Alice replied, rather shyly, “I—I hardly know, Sir, just at present—at least I know who I was when I got up this morning, but I think I must have been changed several times since then.”
— Lewis Carroll, Alice’s Adventures in Wonderland
The precarious, ever shifting balance of mind/body, both cognitive and emotional, is simultaneously fascinating and unnerving. Our perceptions, and thus our reality, are dynamic, restricted by our anatomy and subject to the perturbations of our physiology caused by the interactions of internal and external stimuli. My deep interest in the mind/body, at once fragile and resilient, arises from my work with clients in psychotherapy, psychiatric emergency services and social work; over 20 years of Vipassana meditation practice; and my personal struggles with loss, grief, pain, fear and depression, i.e., life.

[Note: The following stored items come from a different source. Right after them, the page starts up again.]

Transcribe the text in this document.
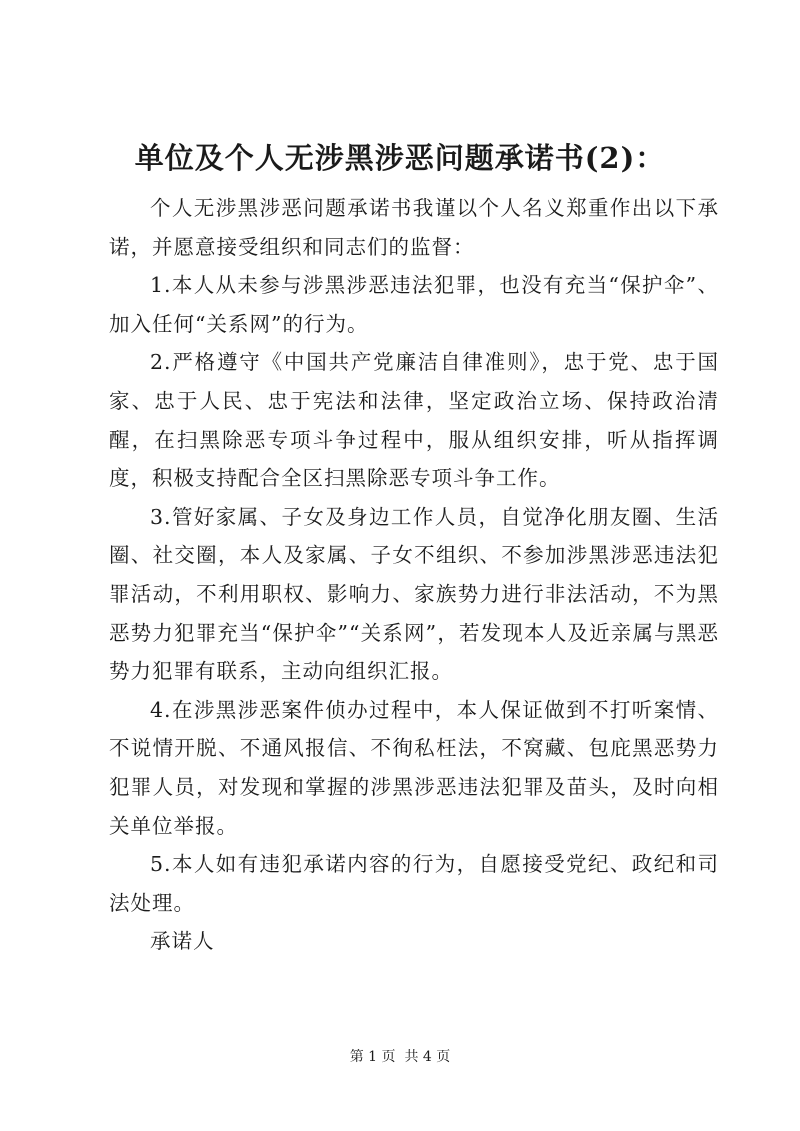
单位及个人无涉黑涉恶问题承诺书(2)：

个人无涉黑涉恶问题承诺书我谨以个人名义郑重作出以下承诺，并愿意接受组织和同志们的监督：

1.本人从未参与涉黑涉恶违法犯罪，也没有充当“保护伞”、加入任何“关系网”的行为。

2.严格遵守《中国共产党廉洁自律准则》，忠于党、忠于国家、忠于人民、忠于宪法和法律，坚定政治立场、保持政治清醒，在扫黑除恶专项斗争过程中，服从组织安排，听从指挥调度，积极支持配合全区扫黑除恶专项斗争工作。

3.管好家属、子女及身边工作人员，自觉净化朋友圈、生活圈、社交圈，本人及家属、子女不组织、不参加涉黑涉恶违法犯罪活动，不利用职权、影响力、家族势力进行非法活动，不为黑恶势力犯罪充当“保护伞”“关系网”，若发现本人及近亲属与黑恶势力犯罪有联系，主动向组织汇报。

4.在涉黑涉恶案件侦办过程中，本人保证做到不打听案情、不说情开脱、不通风报信、不徇私枉法，不窝藏、包庇黑恶势力犯罪人员，对发现和掌握的涉黑涉恶违法犯罪及苗头，及时向相关单位举报。

5.本人如有违犯承诺内容的行为，自愿接受党纪、政纪和司法处理。

承诺人

第 1 页  共 4 页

In this body of work I try to convey the challenge of finding equanimity - perhaps even beauty - during times of disorientation, perceived crisis. Each of the prints is made from a single image shot through glass or water such that reflections on the surface intermingle with objects on the other side of the glass or water. This, I felt, was the closest means to capturing distortions organic to one’s perception.
The process of creating this work itself involved the cycle of finding/losing/ refinding equanimity throughout the inevitable successes and failures. It represents the challenge of finding balance in virtually everything we do - the Buddhist “middle way.”